Your summer camping trips are over, and you’re left with nothing but photos, memories, and stinky, dirty, disorganized camp gear. You may have some fall camping plans, but at some point we all need to make a decision – wait until spring to check, clean and update our gear, or properly store it all now so that come springtime, our gear is ready to go!
Unless you possess remarkable memory skills, and can remember 5 months from now which flashlight needs new batteries, if your tent was missing some ground stakes, and your are low on salt in your mess kit, checking and storing your gear now not only ensures a longer useful life, it will also make life easier when next spring arrives.
Here are 10 useful tips for storing your gear for the fall and winter.
1. Keep a camping gear checklist handy, both for packing and putting away. Store with the gear in a clear plastic sleeve.
2. To avoid mildew, wash your tent and hang to dry completely before putting away. Check gear for wear and/or damage. Repair before putting away to prevent unpleasant surprises on the next trip.
3. Before putting away flashlights, kerosene lamps, and stoves, start a checklist of any necessary replacements, like new batteries or Sterno.
4. As you put other items or groups of items away, like first-aid kits, kitchen materials, etc., continue marking your checklist for necessary purchases.
5. Store (and transport) camping materials in clear, plastic bins, being sure to select bins that will actually fit in your vehicle. With snug, secure lids, your gear remains pest and dust free.
6. Store fuels and flammables, like Sterno, kerosene, propane, etc. away from the house, preferably in an outdoor shed. (Keep a fire extinguisher handy, just in case!) If you don’t have a separate garage or shed, consider purchasing a small safety cabinet, designed for storing flammable materials. Check your local hardware or home maintenance store.

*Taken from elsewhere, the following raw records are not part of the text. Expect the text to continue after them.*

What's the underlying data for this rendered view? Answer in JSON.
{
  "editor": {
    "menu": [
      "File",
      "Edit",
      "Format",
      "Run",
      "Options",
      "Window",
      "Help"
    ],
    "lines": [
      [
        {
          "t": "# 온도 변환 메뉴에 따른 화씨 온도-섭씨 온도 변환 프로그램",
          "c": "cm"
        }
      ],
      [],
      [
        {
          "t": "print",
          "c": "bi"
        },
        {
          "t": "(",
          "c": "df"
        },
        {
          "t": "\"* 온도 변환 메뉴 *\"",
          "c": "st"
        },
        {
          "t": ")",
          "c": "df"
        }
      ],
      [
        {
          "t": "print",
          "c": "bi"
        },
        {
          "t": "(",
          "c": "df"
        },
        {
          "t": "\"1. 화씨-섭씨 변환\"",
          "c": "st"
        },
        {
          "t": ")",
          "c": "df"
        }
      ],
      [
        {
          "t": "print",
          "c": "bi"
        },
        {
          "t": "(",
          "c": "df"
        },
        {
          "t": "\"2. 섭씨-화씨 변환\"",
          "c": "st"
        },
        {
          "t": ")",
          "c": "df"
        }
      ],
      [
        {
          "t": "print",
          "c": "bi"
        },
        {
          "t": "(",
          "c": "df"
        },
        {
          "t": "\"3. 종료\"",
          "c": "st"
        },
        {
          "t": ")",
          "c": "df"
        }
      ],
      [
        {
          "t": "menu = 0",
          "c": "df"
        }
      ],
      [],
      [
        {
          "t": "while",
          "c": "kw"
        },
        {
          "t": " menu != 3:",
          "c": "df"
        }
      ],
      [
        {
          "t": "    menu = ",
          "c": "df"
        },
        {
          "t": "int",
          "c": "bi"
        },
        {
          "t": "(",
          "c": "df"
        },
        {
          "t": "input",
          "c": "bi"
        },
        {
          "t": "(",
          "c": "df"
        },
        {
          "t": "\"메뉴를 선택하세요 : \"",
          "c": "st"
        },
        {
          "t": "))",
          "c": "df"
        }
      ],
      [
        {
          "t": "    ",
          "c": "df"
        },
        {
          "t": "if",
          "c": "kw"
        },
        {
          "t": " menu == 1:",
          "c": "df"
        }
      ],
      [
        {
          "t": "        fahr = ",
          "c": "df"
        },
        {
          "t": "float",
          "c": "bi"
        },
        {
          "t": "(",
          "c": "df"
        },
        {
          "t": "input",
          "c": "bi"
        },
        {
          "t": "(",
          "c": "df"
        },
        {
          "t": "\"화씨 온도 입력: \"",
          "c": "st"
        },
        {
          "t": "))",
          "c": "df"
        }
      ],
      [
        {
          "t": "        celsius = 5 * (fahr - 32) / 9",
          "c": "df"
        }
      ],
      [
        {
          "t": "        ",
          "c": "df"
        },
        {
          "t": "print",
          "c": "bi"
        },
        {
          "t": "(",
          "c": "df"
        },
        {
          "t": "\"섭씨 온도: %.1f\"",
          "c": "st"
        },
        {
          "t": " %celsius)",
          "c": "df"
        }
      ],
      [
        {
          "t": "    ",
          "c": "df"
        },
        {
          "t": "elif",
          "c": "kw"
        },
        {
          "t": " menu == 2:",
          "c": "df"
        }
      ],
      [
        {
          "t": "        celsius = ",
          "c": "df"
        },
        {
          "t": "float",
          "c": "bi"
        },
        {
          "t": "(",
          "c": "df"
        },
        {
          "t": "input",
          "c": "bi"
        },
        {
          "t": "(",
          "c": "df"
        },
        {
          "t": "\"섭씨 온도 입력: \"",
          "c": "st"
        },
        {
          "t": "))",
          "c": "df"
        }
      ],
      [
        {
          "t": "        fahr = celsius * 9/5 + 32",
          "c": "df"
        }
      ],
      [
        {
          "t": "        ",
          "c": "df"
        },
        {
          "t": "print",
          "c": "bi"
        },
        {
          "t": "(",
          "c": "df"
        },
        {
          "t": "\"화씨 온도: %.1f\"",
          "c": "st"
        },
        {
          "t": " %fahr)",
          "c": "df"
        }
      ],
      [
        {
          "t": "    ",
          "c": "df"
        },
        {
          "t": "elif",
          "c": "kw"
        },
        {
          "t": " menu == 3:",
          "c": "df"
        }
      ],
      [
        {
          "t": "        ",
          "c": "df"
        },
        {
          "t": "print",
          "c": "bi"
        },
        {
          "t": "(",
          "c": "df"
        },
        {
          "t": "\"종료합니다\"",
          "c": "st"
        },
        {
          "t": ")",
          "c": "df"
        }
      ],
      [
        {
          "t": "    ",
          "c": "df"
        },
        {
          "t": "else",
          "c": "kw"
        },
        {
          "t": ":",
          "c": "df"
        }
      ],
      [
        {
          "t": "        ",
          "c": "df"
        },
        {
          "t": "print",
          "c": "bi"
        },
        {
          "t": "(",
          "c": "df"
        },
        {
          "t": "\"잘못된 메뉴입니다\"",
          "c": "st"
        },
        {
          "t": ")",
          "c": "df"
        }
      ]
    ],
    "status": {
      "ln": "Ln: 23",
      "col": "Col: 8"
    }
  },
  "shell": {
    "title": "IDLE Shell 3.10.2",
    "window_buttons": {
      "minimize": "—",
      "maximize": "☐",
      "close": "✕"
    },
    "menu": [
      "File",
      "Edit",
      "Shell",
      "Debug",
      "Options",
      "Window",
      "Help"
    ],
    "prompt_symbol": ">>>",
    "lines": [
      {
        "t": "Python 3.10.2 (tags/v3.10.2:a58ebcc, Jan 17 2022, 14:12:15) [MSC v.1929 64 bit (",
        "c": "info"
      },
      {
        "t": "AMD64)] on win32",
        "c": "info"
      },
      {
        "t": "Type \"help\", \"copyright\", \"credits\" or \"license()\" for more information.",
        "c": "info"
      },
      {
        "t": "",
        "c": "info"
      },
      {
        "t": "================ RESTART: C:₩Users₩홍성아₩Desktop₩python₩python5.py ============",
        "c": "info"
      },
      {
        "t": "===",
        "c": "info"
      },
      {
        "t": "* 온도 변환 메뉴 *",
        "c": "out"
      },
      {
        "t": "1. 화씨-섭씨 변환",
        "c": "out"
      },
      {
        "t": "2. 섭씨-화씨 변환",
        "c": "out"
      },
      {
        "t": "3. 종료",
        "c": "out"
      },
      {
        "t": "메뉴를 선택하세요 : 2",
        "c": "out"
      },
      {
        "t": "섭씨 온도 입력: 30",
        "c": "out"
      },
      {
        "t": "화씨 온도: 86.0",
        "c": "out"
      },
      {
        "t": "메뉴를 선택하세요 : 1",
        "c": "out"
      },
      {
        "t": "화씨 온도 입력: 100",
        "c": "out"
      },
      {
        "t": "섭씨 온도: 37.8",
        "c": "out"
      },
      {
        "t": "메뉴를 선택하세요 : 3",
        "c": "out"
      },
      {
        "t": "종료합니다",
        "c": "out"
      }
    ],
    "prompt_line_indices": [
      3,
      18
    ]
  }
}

7. Thoroughly brush hiking books of dirt and mud, and remove insoles to allow boots to dry thoroughly. Apply weatherproofing treatment before storing boots away at least once or twice a year, and install a wire shoe shelf to keep everything neatly off the floor.
8. Sleeping bags should be turned inside out and hung. Don’t store sleeping bags in small compression bags. Instead, after completely drying, fluff your bag and let it hang in a closet, or store in a large, breathable cotton bag. Backpacker.com offers great tips on how to wash a sleeping bag.
9. Cleanliness is key! Small food particles in a tent or sleeping bag can become major pest magnets or science experiments over time. Dirt and moisture can cause damaging molds and mildews.